Streik mit uns: Our future is not for sale

erstellt von Fridays for Future Frankfurt — zuletzt geändert: 2021-05-28T10:02:15+02:00
Wir rufen alle Generationen zum zentralen Klimastreik am 13.08.2021 in Frankfurt auf! Gemeinsam gegen einen Finanzsektor, der Milliarden in Kohle, Öl und Gas investiert. Für eine klimagerechte Zukunft!

Auch am 27.05. sind wir mit einer weiteren Aktion gegen den Finanzsektor vorgegangen. Anlässlich der Hauptversammlung der Deutschen Bank haben wir als FFF Frankfurt vor deren Hauptsitz eine Kunstaktion durchgeführt.

Denn allein im Zeitraum zwischen Oktober 2018 und Oktober 2020 finanzierte die Deutsche Bank die Kohleindustrie mit 6,4 Mrd. Euro und liegt damit deutschlandweit auf Platz 1.

Dabei wollen wir aber nicht nur auf das Versagen der Deutschen Bank hinweisen, sondern nehmen dieses als Anlass, um auf die Probleme des gesamten Finanzsektors und der Politik aufmerksam zu machen. Denn die Profite der Banken sind eng mit politischen Entscheidungen verknüpft: So wurde z.B. die Commerzbank während der Finanzkrise 2008 mit Milliardenhilfen vom deutschen Staat gerettet und dieser hält immer noch Anteile an der Commerzbank, schaut jedoch bei klimaschädlichen Investitionen tatenlos zu.

Während die Regierung der Klimakrise mit Maßnahmen begegnet, die bei weitem nicht ausreichend sind, finden klimaschädliche Unternehmen, welche kurzfristige Profite versprechen, bestens Gehör. So hat z.B. im Bundesvorstand der CDU der Lobbyverband "Wirtschaftsrat", der vor allem Interessen von fossilen Unternehmen wie e.on und RWE vertritt, einen fest gesetzten Platz und somit direkten Einfluss auf die Politik.

Doch gerade fossile Konzerne und Banken wie die Deutsche Bank und Commerzbank, die diese Konzerne finanzieren, verschärfen soziale Ungleichheiten (z.B. durch den Fokus auf Profite einzelner Shareholder*innen) und treiben die Klimakrise weiter voran.
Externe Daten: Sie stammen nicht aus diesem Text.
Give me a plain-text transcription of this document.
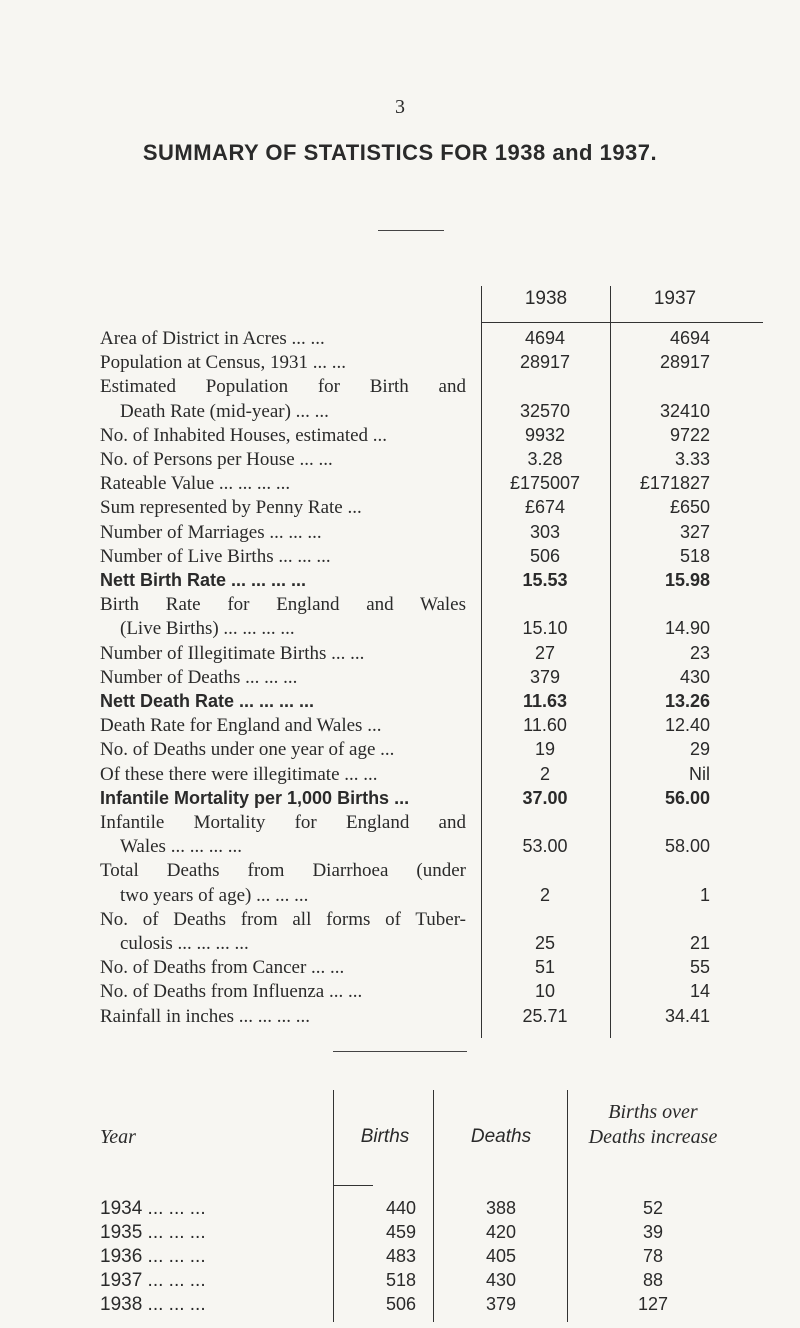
3
SUMMARY OF STATISTICS FOR 1938 and 1937.
1938	1937
Area of District in Acres ... ...	4694	4694
Population at Census, 1931 ... ...	28917	28917
Estimated Population for Birth and
Death Rate (mid-year) ... ...	32570	32410
No. of Inhabited Houses, estimated ...	9932	9722
No. of Persons per House ... ...	3.28	3.33
Rateable Value ... ... ... ...	£175007	£171827
Sum represented by Penny Rate ...	£674	£650
Number of Marriages ... ... ...	303	327
Number of Live Births ... ... ...	506	518
Nett Birth Rate ... ... ... ...	15.53	15.98
Birth Rate for England and Wales
(Live Births) ... ... ... ...	15.10	14.90
Number of Illegitimate Births ... ...	27	23
Number of Deaths ... ... ...	379	430
Nett Death Rate ... ... ... ...	11.63	13.26
Death Rate for England and Wales ...	11.60	12.40
No. of Deaths under one year of age ...	19	29
Of these there were illegitimate ... ...	2	Nil
Infantile Mortality per 1,000 Births ...	37.00	56.00
Infantile Mortality for England and
Wales ... ... ... ...	53.00	58.00
Total Deaths from Diarrhoea (under
two years of age) ... ... ...	2	1
No. of Deaths from all forms of Tuber-
culosis ... ... ... ...	25	21
No. of Deaths from Cancer ... ...	51	55
No. of Deaths from Influenza ... ...	10	14
Rainfall in inches ... ... ... ...	25.71	34.41
Year	Births	Deaths
Births over
Deaths increase
1934 ... ... ...	440	388	52
1935 ... ... ...	459	420	39
1936 ... ... ...	483	405	78
1937 ... ... ...	518	430	88
1938 ... ... ...	506	379	127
Deshalb fordern wir von den Finanzunternehmen einen sofortigen Stopp der Investitionen in Unternehmen, die mit fossilen Energien Gewinne machen, sowie zukünftige Anlagen nur noch unter dem Kriterium "Null Ausbeutung von Mensch und Natur" zu ermöglichen.
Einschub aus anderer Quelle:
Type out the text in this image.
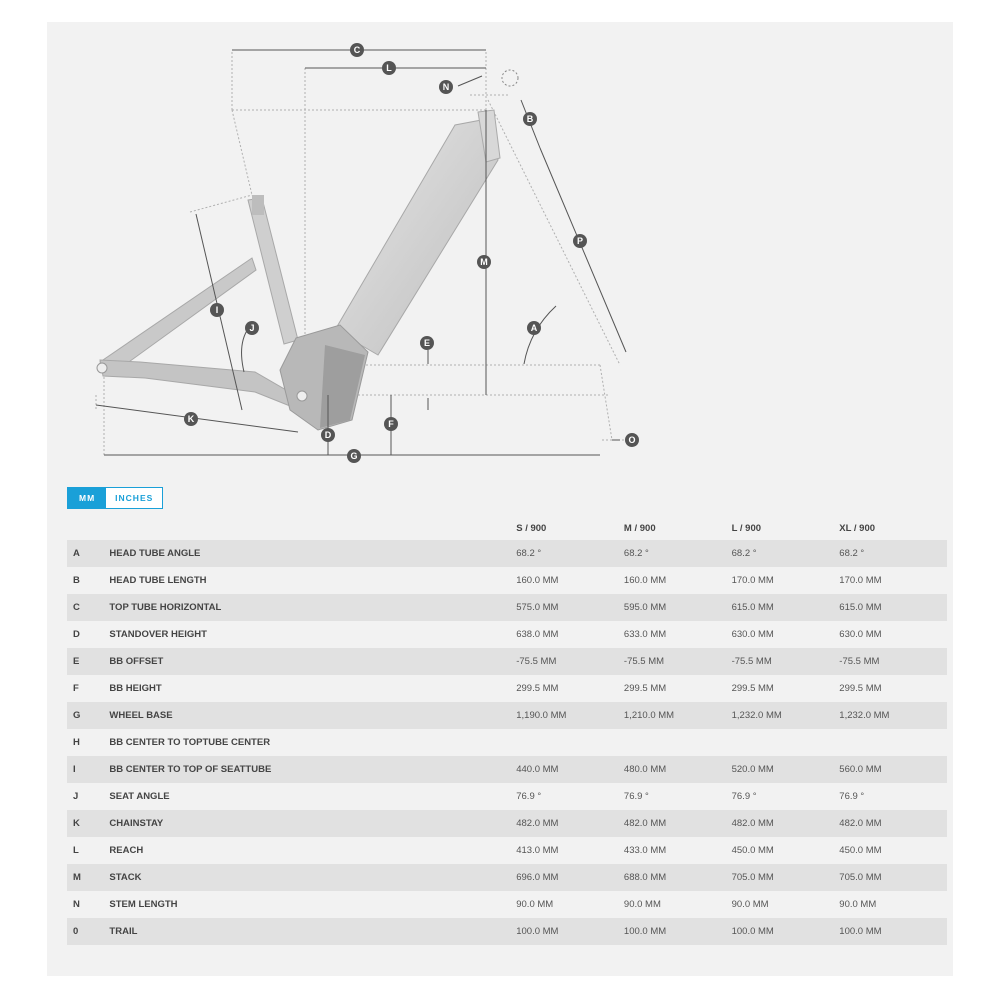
C
L
N
B
P
M
A
E
I
J
K	F
D
G
O
MM	INCHES
		S / 900	M / 900	L / 900	XL / 900
A	HEAD TUBE ANGLE	68.2 °	68.2 °	68.2 °	68.2 °
B	HEAD TUBE LENGTH	160.0 MM	160.0 MM	170.0 MM	170.0 MM
C	TOP TUBE HORIZONTAL	575.0 MM	595.0 MM	615.0 MM	615.0 MM
D	STANDOVER HEIGHT	638.0 MM	633.0 MM	630.0 MM	630.0 MM
E	BB OFFSET	-75.5 MM	-75.5 MM	-75.5 MM	-75.5 MM
F	BB HEIGHT	299.5 MM	299.5 MM	299.5 MM	299.5 MM
G	WHEEL BASE	1,190.0 MM	1,210.0 MM	1,232.0 MM	1,232.0 MM
H	BB CENTER TO TOPTUBE CENTER				
I	BB CENTER TO TOP OF SEATTUBE	440.0 MM	480.0 MM	520.0 MM	560.0 MM
J	SEAT ANGLE	76.9 °	76.9 °	76.9 °	76.9 °
K	CHAINSTAY	482.0 MM	482.0 MM	482.0 MM	482.0 MM
L	REACH	413.0 MM	433.0 MM	450.0 MM	450.0 MM
M	STACK	696.0 MM	688.0 MM	705.0 MM	705.0 MM
N	STEM LENGTH	90.0 MM	90.0 MM	90.0 MM	90.0 MM
0	TRAIL	100.0 MM	100.0 MM	100.0 MM	100.0 MM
"Ob Banken oder Politiker*innen, sie alle reden vom Klimaschutz, doch machen nur Kohle: In diesem Moment finanzieren Banken u.a. Kohleminen in Kolumbien, in welchen unter menschenverachtenden Bedingungen Kohle abgebaut wird. Dabei werden Menschen und Tieren aus dem Abbaugebiet durch Wasser- und Luftverschmutzung ihre Lebensgrundlage genommen! Auch dagegen gehen wir am 13.08. auf die Straße!", so Line von FFF Frankfurt.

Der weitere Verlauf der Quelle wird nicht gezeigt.